In this article, we’ll take you on a journey into the world of private planes and yachts, exploring how the wealthiest Americans use them to their advantage in the tax game.
Flying High with Tax Deductions
Imagine flying to the breathtaking shores of Ireland, teeing off on a golf course with majestic mountain and bay views, or embarking on a Hudson River pleasure cruise aboard your enormous yacht.
These are just a few luxuries that the ultra-rich in America have recently enjoyed with their private jets and yachts. What makes these experiences even sweeter for them? The generous tax deductions that come along with these lavish possessions.
ProPublica has delved deep into how the ultra-wealthy navigate the tax system in the past couple of years. While some manoeuvres are on a grand scale, involving billions of dollars, the tax deductibility of private jets sheds light on how the system honestly operates.
Navigating the Tax Skies
The wealthy elite often claim deductions because their private planes serve primarily for business purposes. This seemingly simple claim can yield substantial tax benefits. But the line between business and pleasure can blur easily for the ultra-wealthy.

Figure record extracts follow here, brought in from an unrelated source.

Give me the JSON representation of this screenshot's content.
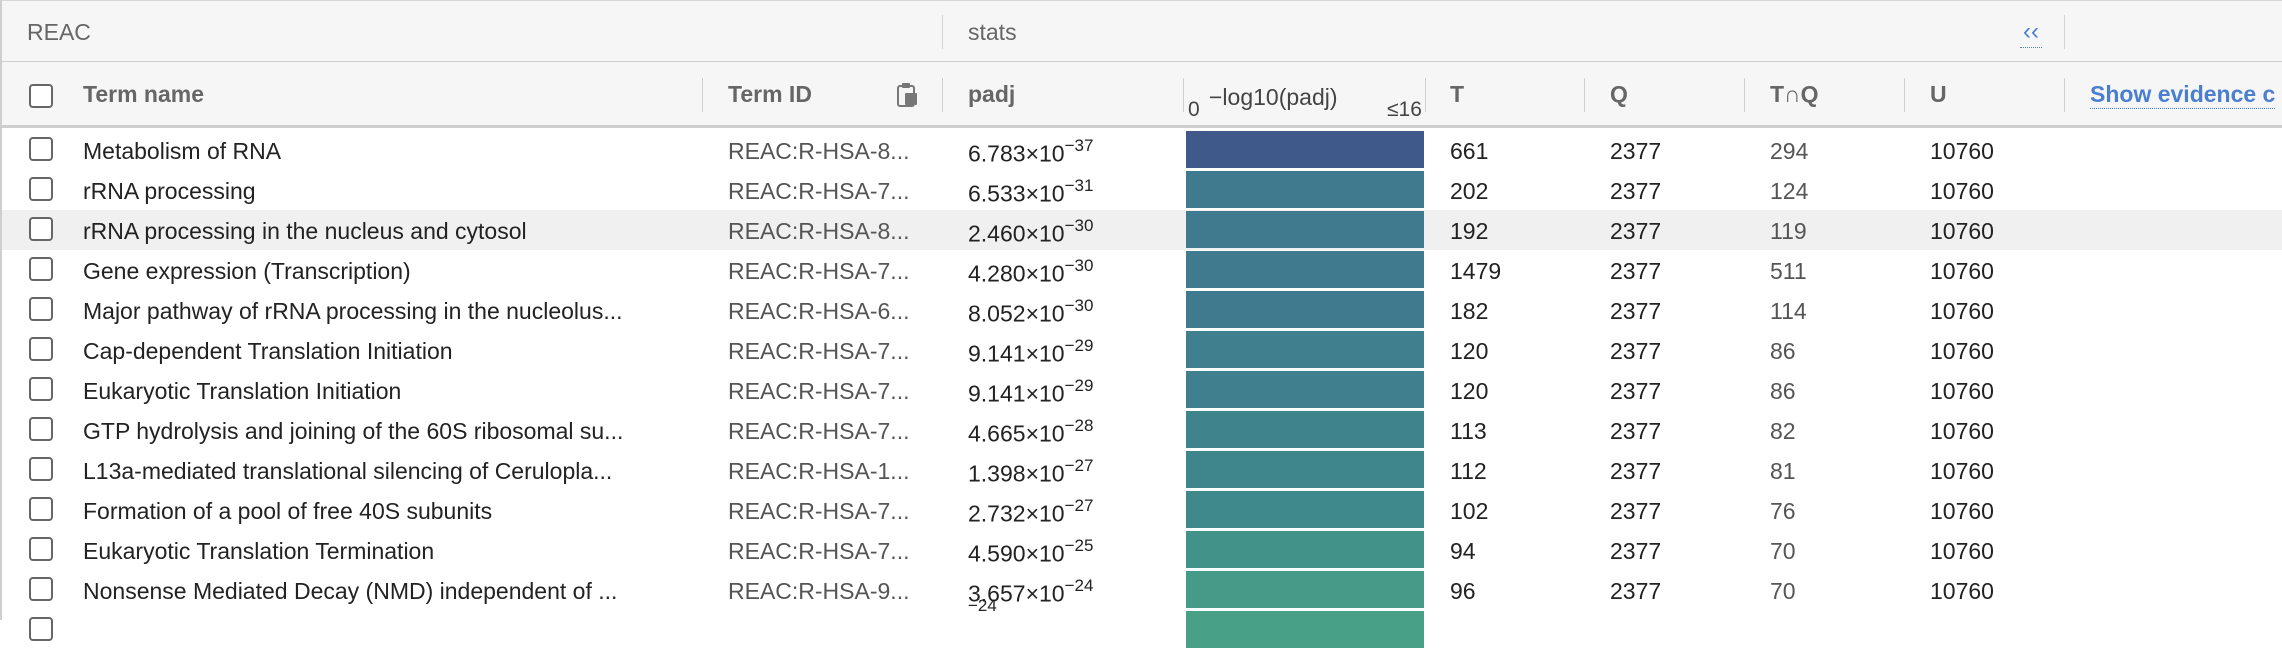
{
  "section": {
    "title": "REAC",
    "stats_title": "stats",
    "collapse_icon": "double-chevron-left-icon"
  },
  "columns": {
    "term_name": "Term name",
    "term_id": "Term ID",
    "padj": "padj",
    "neglog": "−log10(padj)",
    "axis_min": "0",
    "axis_max": "≤16",
    "t": "T",
    "q": "Q",
    "tq": "T∩Q",
    "u": "U",
    "show_evidence": "Show evidence c"
  },
  "bar_colors": [
    "#3f5a8a",
    "#3f7a8e",
    "#3f7a8e",
    "#3f7a8e",
    "#3f7a8e",
    "#3f7f8e",
    "#3f7f8e",
    "#3f838c",
    "#3f868c",
    "#3f888c",
    "#42928a",
    "#459a88",
    "#48a086"
  ],
  "rows": [
    {
      "name": "Metabolism of RNA",
      "id": "REAC:R-HSA-8...",
      "mant": "6.783",
      "exp": "-37",
      "t": "661",
      "q": "2377",
      "tq": "294",
      "u": "10760",
      "frac": 1.0
    },
    {
      "name": "rRNA processing",
      "id": "REAC:R-HSA-7...",
      "mant": "6.533",
      "exp": "-31",
      "t": "202",
      "q": "2377",
      "tq": "124",
      "u": "10760",
      "frac": 1.0
    },
    {
      "name": "rRNA processing in the nucleus and cytosol",
      "id": "REAC:R-HSA-8...",
      "mant": "2.460",
      "exp": "-30",
      "t": "192",
      "q": "2377",
      "tq": "119",
      "u": "10760",
      "frac": 1.0,
      "highlight": true
    },
    {
      "name": "Gene expression (Transcription)",
      "id": "REAC:R-HSA-7...",
      "mant": "4.280",
      "exp": "-30",
      "t": "1479",
      "q": "2377",
      "tq": "511",
      "u": "10760",
      "frac": 1.0
    },
    {
      "name": "Major pathway of rRNA processing in the nucleolus...",
      "id": "REAC:R-HSA-6...",
      "mant": "8.052",
      "exp": "-30",
      "t": "182",
      "q": "2377",
      "tq": "114",
      "u": "10760",
      "frac": 1.0
    },
    {
      "name": "Cap-dependent Translation Initiation",
      "id": "REAC:R-HSA-7...",
      "mant": "9.141",
      "exp": "-29",
      "t": "120",
      "q": "2377",
      "tq": "86",
      "u": "10760",
      "frac": 1.0
    },
    {
      "name": "Eukaryotic Translation Initiation",
      "id": "REAC:R-HSA-7...",
      "mant": "9.141",
      "exp": "-29",
      "t": "120",
      "q": "2377",
      "tq": "86",
      "u": "10760",
      "frac": 1.0
    },
    {
      "name": "GTP hydrolysis and joining of the 60S ribosomal su...",
      "id": "REAC:R-HSA-7...",
      "mant": "4.665",
      "exp": "-28",
      "t": "113",
      "q": "2377",
      "tq": "82",
      "u": "10760",
      "frac": 1.0
    },
    {
      "name": "L13a-mediated translational silencing of Ceruloplа...",
      "id": "REAC:R-HSA-1...",
      "mant": "1.398",
      "exp": "-27",
      "t": "112",
      "q": "2377",
      "tq": "81",
      "u": "10760",
      "frac": 1.0
    },
    {
      "name": "Formation of a pool of free 40S subunits",
      "id": "REAC:R-HSA-7...",
      "mant": "2.732",
      "exp": "-27",
      "t": "102",
      "q": "2377",
      "tq": "76",
      "u": "10760",
      "frac": 1.0
    },
    {
      "name": "Eukaryotic Translation Termination",
      "id": "REAC:R-HSA-7...",
      "mant": "4.590",
      "exp": "-25",
      "t": "94",
      "q": "2377",
      "tq": "70",
      "u": "10760",
      "frac": 1.0
    },
    {
      "name": "Nonsense Mediated Decay (NMD) independent of ...",
      "id": "REAC:R-HSA-9...",
      "mant": "3.657",
      "exp": "-24",
      "t": "96",
      "q": "2377",
      "tq": "70",
      "u": "10760",
      "frac": 1.0
    },
    {
      "name": "",
      "id": "",
      "mant": "",
      "exp": "-24",
      "t": "",
      "q": "",
      "tq": "",
      "u": "",
      "frac": 1.0
    }
  ]
}
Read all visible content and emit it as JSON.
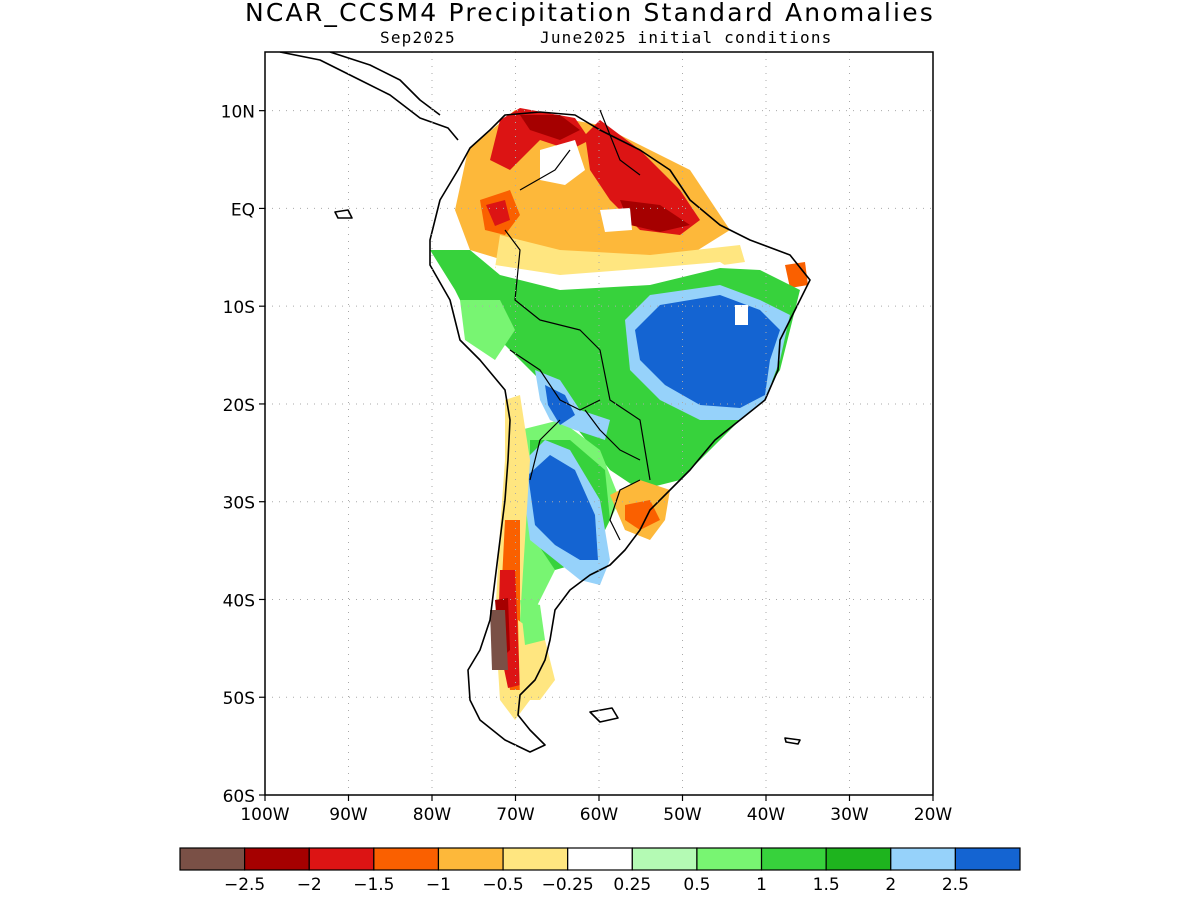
{
  "header": {
    "title": "NCAR_CCSM4 Precipitation Standard Anomalies",
    "subtitle_left": "Sep2025",
    "subtitle_right": "June2025 initial conditions"
  },
  "map": {
    "lat_labels": [
      "10N",
      "EQ",
      "10S",
      "20S",
      "30S",
      "40S",
      "50S",
      "60S"
    ],
    "lon_labels": [
      "100W",
      "90W",
      "80W",
      "70W",
      "60W",
      "50W",
      "40W",
      "30W",
      "20W"
    ],
    "lat_values": [
      10,
      0,
      -10,
      -20,
      -30,
      -40,
      -50,
      -60
    ],
    "lon_values": [
      -100,
      -90,
      -80,
      -70,
      -60,
      -50,
      -40,
      -30,
      -20
    ],
    "extent": {
      "lon_min": -100,
      "lon_max": -20,
      "lat_min": -60,
      "lat_max": 16
    },
    "grid": "dotted",
    "coastline_color": "#000000"
  },
  "colorbar": {
    "colors": [
      "#7a5046",
      "#a50000",
      "#dc1414",
      "#fa6000",
      "#fdb83a",
      "#ffe680",
      "#ffffff",
      "#b4fab4",
      "#78f572",
      "#37d23c",
      "#1eb41e",
      "#96d2fa",
      "#1464d2"
    ],
    "labels": [
      "−2.5",
      "−2",
      "−1.5",
      "−1",
      "−0.5",
      "−0.25",
      "0.25",
      "0.5",
      "1",
      "1.5",
      "2",
      "2.5"
    ]
  }
}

Even when they offer their planes for leasing, ostensibly for business purposes, they tend to excel at generating tax deductions rather than revenue.
Take Tony Alvarez and Bryan Marsal, founders of a successful restructuring consulting firm. They also own the Hogs Head Golf Club in Ireland, a venture born from their friendship. In 2016, they formed an LLC, named after their golf club, to purchase a Gulfstream IV jet.
The following year, President Trump signed a tax cut law that made buying a plane even more enticing. The entire cost of the plane could be deducted in the first year, thanks to “bonus depreciation.” This law also made pre-owned planes eligible for this treatment.
So, when Alvarez and Marsal acquired their second plane, a Gulfstream V, in 2018, the entire cost became deductible. That year alone, their two planes yielded a staggering $14 million tax deduction.
Tax Strategies in the Sky
Tracking the exact business use of private jets can be a convoluted process. The presence of nonbusiness guests, like family members, on a business flight can result in taxable fringe benefits. However, the IRS formula used for calculating this benefit significantly undervalues the cost of private jet travel, making it closer to the price of a first-class commercial ticket.
To maximize their tax advantage, jet owners often ensure that their business interests in a destination are crystal clear. For instance, they might prioritize visiting their secondary business location upon landing.
Sailing to Tax Savings
While private jets enjoy tax deductions, luxury yachts face a different tax treatment. Yachts are considered entertainment facilities, meaning deductions for business travel aren’t permitted.
Nevertheless, there are still opportunities for tax savings. Mike Fernandez, a successful investor with a fleet of yachts, has faced challenges in making his yacht charter business profitable.
His tax returns reveal significant expenses related to his yacht, but the revenue generated falls far short. These expenses, including depreciation, repairs, and wages, translate into substantial deductions.
However, auditing such businesses presents a formidable challenge for the IRS. Proving that a business owner was not genuinely trying to profit is a complex endeavor, especially when they can argue that using the yacht contributes to their primary business somehow.